I'm planning to fund the purchase through cash for 20% down / closing costs but plan to use HELOC on existing primary home (based in another city) to fund STR related furnishings & upgrades. My understanding is I can deduce the interest on HELOC based on its usage for STR.
I'm very new to this and have always been passionate about RE investing & going down RE route. Anything else I need to consider? Also looking for a RE-focused CPA if anyone has recommendations.
I'm also building out a financial model to model this out - let me know if an existing template is out there somewhere!
Most Popular Reply

@Lily Tang there's a lot to consider when stacking a few strategies together like this (HELOC to fund down payment + STR + MTR/LTR potential).
A few things I'd be thinking about:
- Focus on high bedroom-count properties. Right now short term rentals that offer unique stays for large groups often outperform the standard SFHs. Hotels and other STRs struggle to compete with a 5 bed house with a view for example. Plus, a large bedroom-count property cash flows much better using the MTR/co-living strategy over a standard 3bed 2ba.

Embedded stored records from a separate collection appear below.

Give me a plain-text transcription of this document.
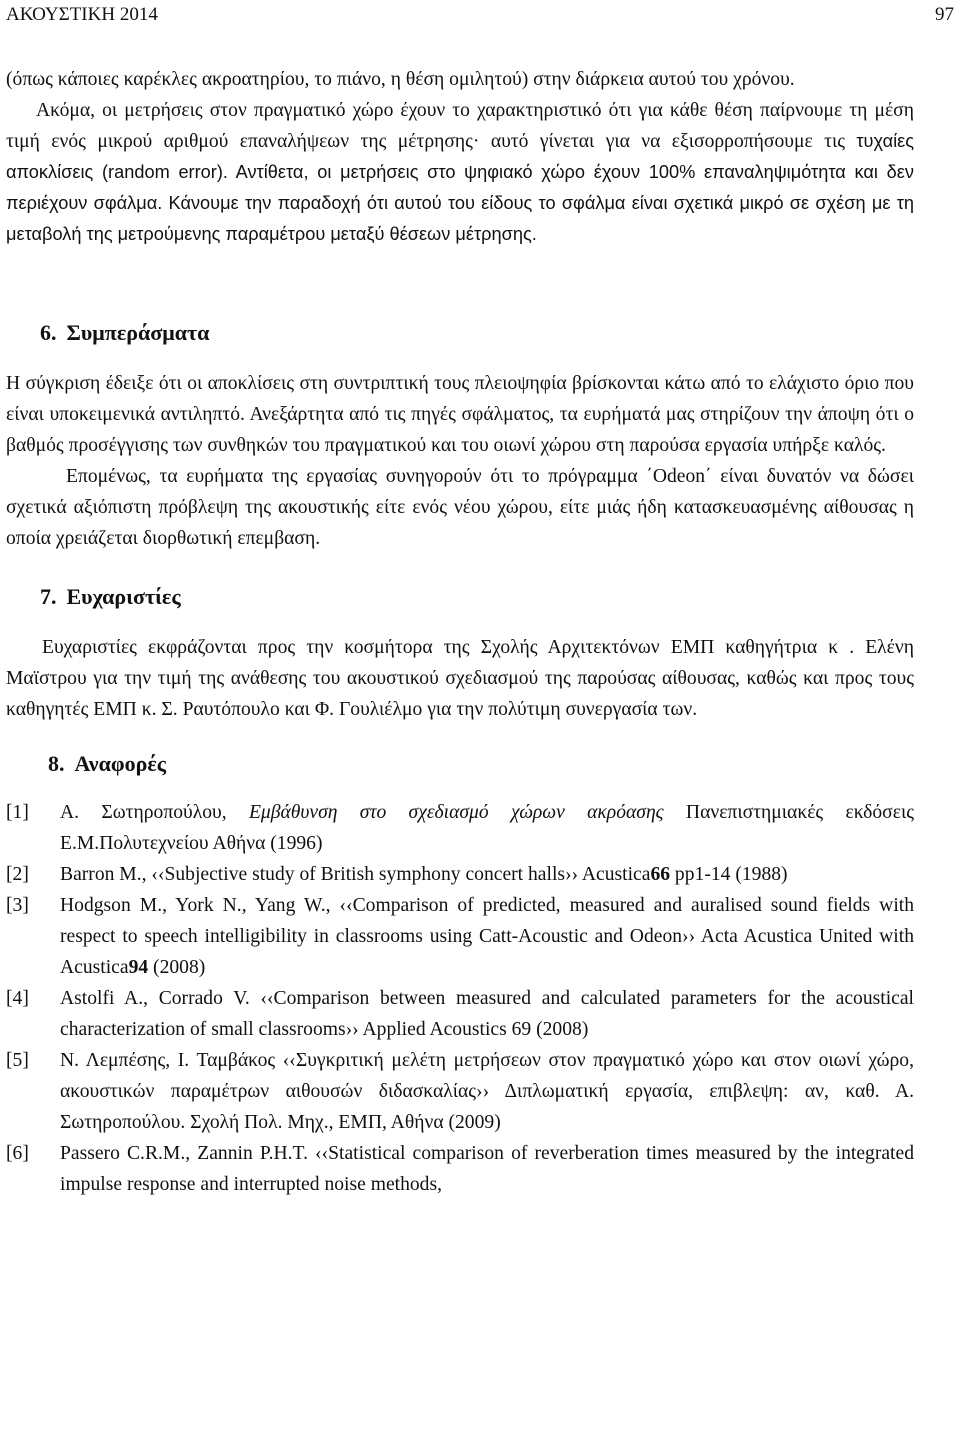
ΑΚΟΥΣΤΙΚΗ 2014	97

(όπως κάποιες καρέκλες ακροατηρίου, το πιάνο, η θέση ομιλητού) στην διάρκεια αυτού του χρόνου.

Ακόμα, οι μετρήσεις στον πραγματικό χώρο έχουν το χαρακτηριστικό ότι για κάθε θέση παίρνουμε τη μέση τιμή ενός μικρού αριθμού επαναλήψεων της μέτρησης· αυτό γίνεται για να εξισορροπήσουμε τις τυχαίες αποκλίσεις (random error). Αντίθετα, οι μετρήσεις στο ψηφιακό χώρο έχουν 100% επαναληψιμότητα και δεν περιέχουν σφάλμα. Κάνουμε την παραδοχή ότι αυτού του είδους το σφάλμα είναι σχετικά μικρό σε σχέση με τη μεταβολή της μετρούμενης παραμέτρου μεταξύ θέσεων μέτρησης.

6. Συμπεράσματα

Η σύγκριση έδειξε ότι οι αποκλίσεις στη συντριπτική τους πλειοψηφία βρίσκονται κάτω από το ελάχιστο όριο που είναι υποκειμενικά αντιληπτό. Ανεξάρτητα από τις πηγές σφάλματος, τα ευρήματά μας στηρίζουν την άποψη ότι ο βαθμός προσέγγισης των συνθηκών του πραγματικού και του οιωνί χώρου στη παρούσα εργασία υπήρξε καλός.

Επομένως, τα ευρήματα της εργασίας συνηγορούν ότι το πρόγραμμα ΄Odeon΄ είναι δυνατόν να δώσει σχετικά αξιόπιστη πρόβλεψη της ακουστικής είτε ενός νέου χώρου, είτε μιάς ήδη κατασκευασμένης αίθουσας η οποία χρειάζεται διορθωτική επεμβαση.

7. Ευχαριστίες

Ευχαριστίες εκφράζονται προς την κοσμήτορα της Σχολής Αρχιτεκτόνων ΕΜΠ καθηγήτρια κ . Ελένη Μαϊστρου για την τιμή της ανάθεσης του ακουστικού σχεδιασμού της παρούσας αίθουσας, καθώς και προς τους καθηγητές ΕΜΠ κ. Σ. Ραυτόπουλο και Φ. Γουλιέλμο για την πολύτιμη συνεργασία των.

8. Αναφορές
[1]	Α. Σωτηροπούλου, Εμβάθυνση στο σχεδιασμό χώρων ακρόασης Πανεπιστημιακές εκδόσεις Ε.Μ.Πολυτεχνείου Αθήνα (1996)
[2]	Barron M., ‹‹Subjective study of British symphony concert halls›› Acustica66 pp1-14 (1988)
[3]	Hodgson M., York N., Yang W., ‹‹Comparison of predicted, measured and auralised sound fields with respect to speech intelligibility in classrooms using Catt-Acoustic and Odeon›› Acta Acustica United with Acustica94 (2008)
[4]	Astolfi A., Corrado V. ‹‹Comparison between measured and calculated parameters for the acoustical characterization of small classrooms›› Applied Acoustics 69 (2008)
[5]	Ν. Λεμπέσης, Ι. Ταμβάκος ‹‹Συγκριτική μελέτη μετρήσεων στον πραγματικό χώρο και στον οιωνί χώρο, ακουστικών παραμέτρων αιθουσών διδασκαλίας›› Διπλωματική εργασία, επιβλεψη: αν, καθ. Α. Σωτηροπούλου. Σχολή Πολ. Μηχ., ΕΜΠ, Αθήνα (2009)
[6]	Passero C.R.M., Zannin P.H.T. ‹‹Statistical comparison of reverberation times measured by the integrated impulse response and interrupted noise methods,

- When analyzing STR revenue use multiple data sets, not just one. Unless there's proven STR revenue from the seller, AirDNA is what most lenders will use to underwrite a STR deal. Stack together AirDNA, Awning, Mashvisor, and others to get a healthy look at Revenue, ADR, and Occupancy.
- 20% down on a SFH in Seattle proper will be tough to cashflow if you go LTR. But a SFH property with a DADU already built? That'd give you a better shot. Able to swing a small multifamily? I see multifamily deals pencil for LTR fairly often and can diversify your income streams.